Six questions for
Esther Gatón

Tique asks six questions to an artist about their work and inspiration.
This week: Esther Gatón.

Esther Gatón - My Jaw is On The Floor
2022
Digital video, 16”40’
Artist Esther Gatón
Lives in London, Great Britain
Website https://esthergaton.net

How do you describe your own art practice?

Process and conversation-based. My practice is very passive, I essentially follow gestures, wonders and words, and see where they take me. It’s maybe due to this approach that I often work hand-made and love to include others in the making, so that my tendencies can be easily disrupted.

Which question or theme is central to your work?

I like to think of each show as the first one, trying to get rid of previous ideas and preferred ways of working. Even though some questions do reappear and have me hooked, I would not want to choose a topic on top of another. I work until whatever it is I’m making (an installation, a piece of writing, a drawing, an encounter, a present for a friend…) feels strange; as if it had been made by someone else. Then, when I’m able to be surprised, amazed and/or terrified by the product, it’s time to share it.

What was your first experience with art?

I remember an exhibition with of drawings by Joan Miró, installed in a small public hall in my hometown. I could hardly reach the vitrines because I was too small and stupefied. Miró still is one of my favourite artists.

But speaking of early aesthetic experiences, I sometimes think that all those long hours I spent in big churches during mass, when I was a kid, have most likely shaped my sensibility and ways of looking around. I remember being so deeply bored and disconnected from the ritual, that my eyes would desperately look for stimuli and invent stories with whatever was in sight: vandalised altarpieces, dusty gold, lacquered hairstyles, shivering shadows, fragmented sentences, smells and guitar worship songs. All this collapsed in my hallucinated infantile brain and I would often lose track of time. It was like playing in silence, and I now think of art experiences as spaces a bit like that, where reality gets dismantled.

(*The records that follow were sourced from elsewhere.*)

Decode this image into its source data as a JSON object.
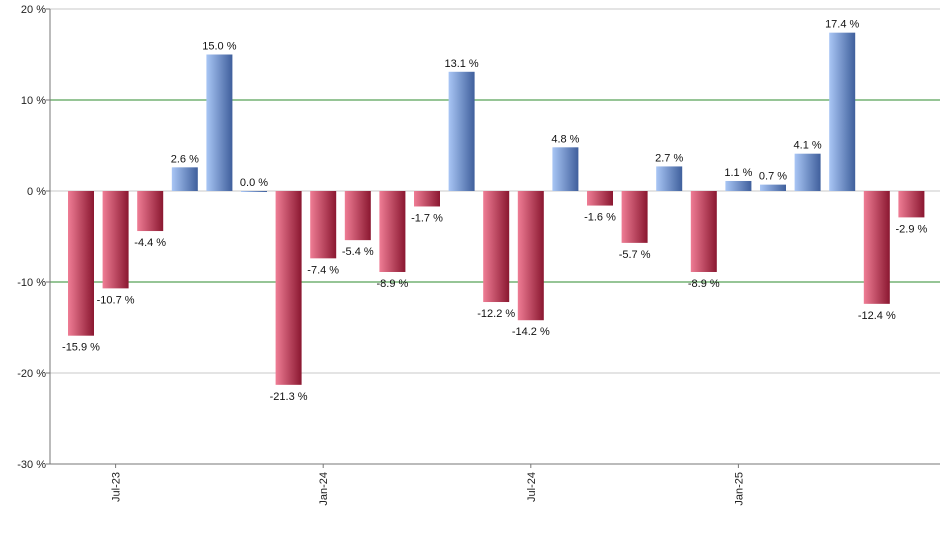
{
  "chart_data": {
    "type": "bar",
    "title": "",
    "xlabel": "",
    "ylabel": "",
    "ylim": [
      -30,
      20
    ],
    "yticks": [
      20,
      10,
      0,
      -10,
      -20,
      -30
    ],
    "ytick_labels": [
      "20 %",
      "10 %",
      "0 %",
      "-10 %",
      "-20 %",
      "-30 %"
    ],
    "grid": "horizontal",
    "categories": [
      "2023-06",
      "2023-07",
      "2023-08",
      "2023-09",
      "2023-10",
      "2023-11",
      "2023-12",
      "2024-01",
      "2024-02",
      "2024-03",
      "2024-04",
      "2024-05",
      "2024-06",
      "2024-07",
      "2024-08",
      "2024-09",
      "2024-10",
      "2024-11",
      "2024-12",
      "2025-01",
      "2025-02",
      "2025-03",
      "2025-04",
      "2025-05",
      "2025-06"
    ],
    "values": [
      -15.9,
      -10.7,
      -4.4,
      2.6,
      15.0,
      0.0,
      -21.3,
      -7.4,
      -5.4,
      -8.9,
      -1.7,
      13.1,
      -12.2,
      -14.2,
      4.8,
      -1.6,
      -5.7,
      2.7,
      -8.9,
      1.1,
      0.7,
      4.1,
      17.4,
      -12.4,
      -2.9
    ],
    "value_labels": [
      "-15.9 %",
      "-10.7 %",
      "-4.4 %",
      "2.6 %",
      "15.0 %",
      "0.0 %",
      "-21.3 %",
      "-7.4 %",
      "-5.4 %",
      "-8.9 %",
      "-1.7 %",
      "13.1 %",
      "-12.2 %",
      "-14.2 %",
      "4.8 %",
      "-1.6 %",
      "-5.7 %",
      "2.7 %",
      "-8.9 %",
      "1.1 %",
      "0.7 %",
      "4.1 %",
      "17.4 %",
      "-12.4 %",
      "-2.9 %"
    ],
    "xtick_labels": [
      {
        "index": 1,
        "label": "Jul-23"
      },
      {
        "index": 7,
        "label": "Jan-24"
      },
      {
        "index": 13,
        "label": "Jul-24"
      },
      {
        "index": 19,
        "label": "Jan-25"
      }
    ],
    "colors": {
      "positive_light": "#a9c6f5",
      "positive_dark": "#3f5f9c",
      "negative_light": "#ef7d95",
      "negative_dark": "#8a1730",
      "grid_major": "#2e8b2e",
      "grid_minor": "#c8c8c8",
      "axis": "#777777"
    }
  }
}
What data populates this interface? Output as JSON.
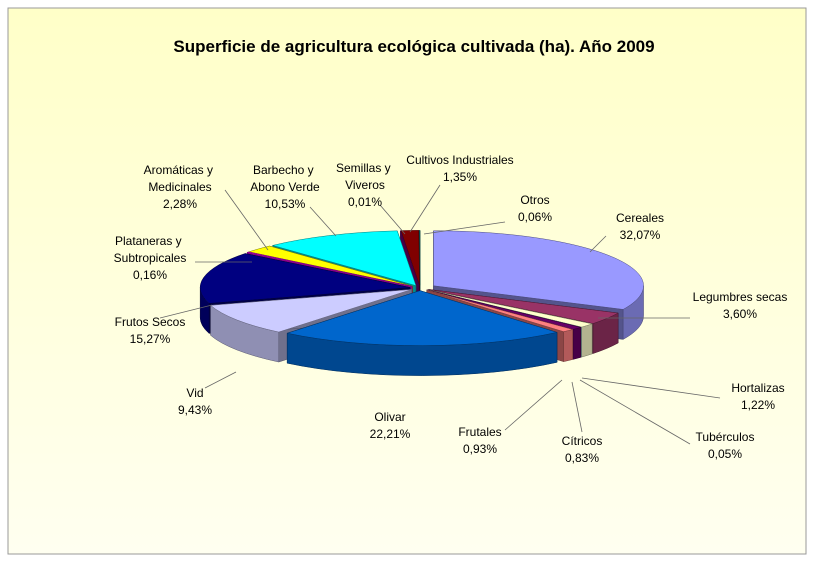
{
  "chart_data": {
    "type": "pie3d",
    "title": "Superficie de  agricultura ecológica cultivada (ha). Año 2009",
    "categories": [
      "Cereales",
      "Legumbres secas",
      "Hortalizas",
      "Tubérculos",
      "Cítricos",
      "Frutales",
      "Olivar",
      "Vid",
      "Frutos Secos",
      "Plataneras y Subtropicales",
      "Aromáticas y Medicinales",
      "Barbecho y Abono Verde",
      "Semillas y Viveros",
      "Cultivos Industriales",
      "Otros"
    ],
    "values": [
      32.07,
      3.6,
      1.22,
      0.05,
      0.83,
      0.93,
      22.21,
      9.43,
      15.27,
      0.16,
      2.28,
      10.53,
      0.01,
      1.35,
      0.06
    ],
    "value_labels": [
      "32,07%",
      "3,60%",
      "1,22%",
      "0,05%",
      "0,83%",
      "0,93%",
      "22,21%",
      "9,43%",
      "15,27%",
      "0,16%",
      "2,28%",
      "10,53%",
      "0,01%",
      "1,35%",
      "0,06%"
    ],
    "colors": [
      "#9999ff",
      "#993366",
      "#ffffcc",
      "#ccffff",
      "#660066",
      "#ff8080",
      "#0066cc",
      "#ccccff",
      "#000080",
      "#ff00ff",
      "#ffff00",
      "#00ffff",
      "#800080",
      "#800000",
      "#008080"
    ]
  }
}
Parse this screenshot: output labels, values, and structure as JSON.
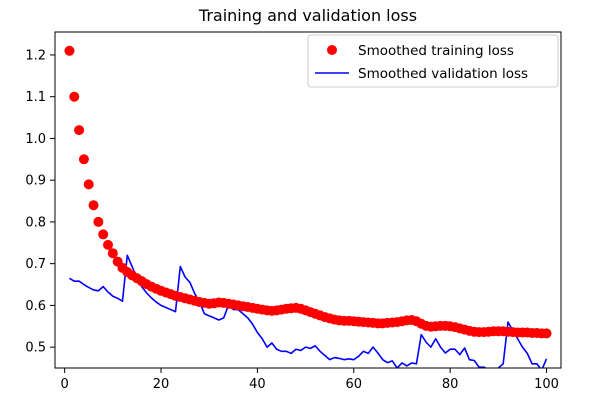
{
  "chart_data": {
    "type": "line",
    "title": "Training and validation loss",
    "xlabel": "",
    "ylabel": "",
    "xlim": [
      -2,
      103
    ],
    "ylim": [
      0.45,
      1.255
    ],
    "xticks": [
      0,
      20,
      40,
      60,
      80,
      100
    ],
    "yticks": [
      0.5,
      0.6,
      0.7,
      0.8,
      0.9,
      1.0,
      1.1,
      1.2
    ],
    "xtick_labels": [
      "0",
      "20",
      "40",
      "60",
      "80",
      "100"
    ],
    "ytick_labels": [
      "0.5",
      "0.6",
      "0.7",
      "0.8",
      "0.9",
      "1.0",
      "1.1",
      "1.2"
    ],
    "grid": false,
    "legend": "top-right",
    "series": [
      {
        "name": "Smoothed training loss",
        "style": "points",
        "color": "#ff0000",
        "x": [
          1,
          2,
          3,
          4,
          5,
          6,
          7,
          8,
          9,
          10,
          11,
          12,
          13,
          14,
          15,
          16,
          17,
          18,
          19,
          20,
          21,
          22,
          23,
          24,
          25,
          26,
          27,
          28,
          29,
          30,
          31,
          32,
          33,
          34,
          35,
          36,
          37,
          38,
          39,
          40,
          41,
          42,
          43,
          44,
          45,
          46,
          47,
          48,
          49,
          50,
          51,
          52,
          53,
          54,
          55,
          56,
          57,
          58,
          59,
          60,
          61,
          62,
          63,
          64,
          65,
          66,
          67,
          68,
          69,
          70,
          71,
          72,
          73,
          74,
          75,
          76,
          77,
          78,
          79,
          80,
          81,
          82,
          83,
          84,
          85,
          86,
          87,
          88,
          89,
          90,
          91,
          92,
          93,
          94,
          95,
          96,
          97,
          98,
          99,
          100
        ],
        "y": [
          1.21,
          1.1,
          1.02,
          0.95,
          0.89,
          0.84,
          0.8,
          0.77,
          0.745,
          0.725,
          0.705,
          0.69,
          0.68,
          0.672,
          0.665,
          0.658,
          0.651,
          0.645,
          0.64,
          0.635,
          0.631,
          0.627,
          0.623,
          0.62,
          0.617,
          0.614,
          0.611,
          0.608,
          0.606,
          0.604,
          0.605,
          0.607,
          0.606,
          0.604,
          0.602,
          0.6,
          0.598,
          0.596,
          0.594,
          0.592,
          0.59,
          0.588,
          0.587,
          0.588,
          0.59,
          0.592,
          0.593,
          0.594,
          0.592,
          0.588,
          0.584,
          0.58,
          0.576,
          0.572,
          0.569,
          0.566,
          0.564,
          0.563,
          0.563,
          0.562,
          0.561,
          0.56,
          0.559,
          0.558,
          0.557,
          0.557,
          0.558,
          0.559,
          0.56,
          0.562,
          0.564,
          0.565,
          0.562,
          0.556,
          0.551,
          0.549,
          0.55,
          0.551,
          0.551,
          0.55,
          0.548,
          0.545,
          0.542,
          0.539,
          0.537,
          0.536,
          0.536,
          0.537,
          0.538,
          0.538,
          0.538,
          0.537,
          0.536,
          0.535,
          0.535,
          0.535,
          0.534,
          0.534,
          0.533,
          0.533
        ]
      },
      {
        "name": "Smoothed validation loss",
        "style": "line",
        "color": "#0000ff",
        "x": [
          1,
          2,
          3,
          4,
          5,
          6,
          7,
          8,
          9,
          10,
          11,
          12,
          13,
          14,
          15,
          16,
          17,
          18,
          19,
          20,
          21,
          22,
          23,
          24,
          25,
          26,
          27,
          28,
          29,
          30,
          31,
          32,
          33,
          34,
          35,
          36,
          37,
          38,
          39,
          40,
          41,
          42,
          43,
          44,
          45,
          46,
          47,
          48,
          49,
          50,
          51,
          52,
          53,
          54,
          55,
          56,
          57,
          58,
          59,
          60,
          61,
          62,
          63,
          64,
          65,
          66,
          67,
          68,
          69,
          70,
          71,
          72,
          73,
          74,
          75,
          76,
          77,
          78,
          79,
          80,
          81,
          82,
          83,
          84,
          85,
          86,
          87,
          88,
          89,
          90,
          91,
          92,
          93,
          94,
          95,
          96,
          97,
          98,
          99,
          100
        ],
        "y": [
          0.665,
          0.658,
          0.658,
          0.65,
          0.643,
          0.637,
          0.635,
          0.645,
          0.632,
          0.622,
          0.617,
          0.61,
          0.72,
          0.693,
          0.665,
          0.645,
          0.63,
          0.618,
          0.608,
          0.6,
          0.595,
          0.59,
          0.585,
          0.693,
          0.668,
          0.655,
          0.628,
          0.608,
          0.58,
          0.575,
          0.57,
          0.565,
          0.57,
          0.6,
          0.59,
          0.59,
          0.58,
          0.57,
          0.555,
          0.535,
          0.52,
          0.5,
          0.51,
          0.495,
          0.49,
          0.49,
          0.485,
          0.495,
          0.492,
          0.5,
          0.497,
          0.503,
          0.49,
          0.48,
          0.47,
          0.475,
          0.473,
          0.47,
          0.472,
          0.47,
          0.478,
          0.49,
          0.485,
          0.5,
          0.486,
          0.47,
          0.463,
          0.467,
          0.45,
          0.462,
          0.455,
          0.462,
          0.46,
          0.53,
          0.512,
          0.5,
          0.52,
          0.5,
          0.486,
          0.495,
          0.495,
          0.482,
          0.498,
          0.47,
          0.468,
          0.452,
          0.452,
          0.446,
          0.444,
          0.45,
          0.46,
          0.56,
          0.54,
          0.52,
          0.5,
          0.485,
          0.46,
          0.46,
          0.445,
          0.472
        ]
      }
    ]
  }
}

What is your greatest source of inspiration?

Others, any relationship. Not only the people that I admire and have lovely conversations with, but also those who annoy, upset and infuriate me. I´m oddly grateful for the unpleasant encounters and distasteful confrontations, as they really put me to work.

I believe it is not said enough, how much of the creative thrive arises from boiling blood.

What do you need in order to create your work?

Someone to talk to and something to write on; those are the essentials. I now also have a studio, with some materials and tools, which helps me invent a routine and a sense of fake stability, so I use it and love being there. I like to keep my studio almost empty and well-organised, with no previous works on view. I need this void.

What work or artist has most recently surprised you?

A few weeks ago, Per Kikerby’s painting show at Michaerl Werner Gallery, in Berlin. His works deeply amaze me. Maybe ‘surprise’ is not the exact word, but I was astonished by the feeling of not wanting to leave after an hour of wandering around. I could not have enough of it.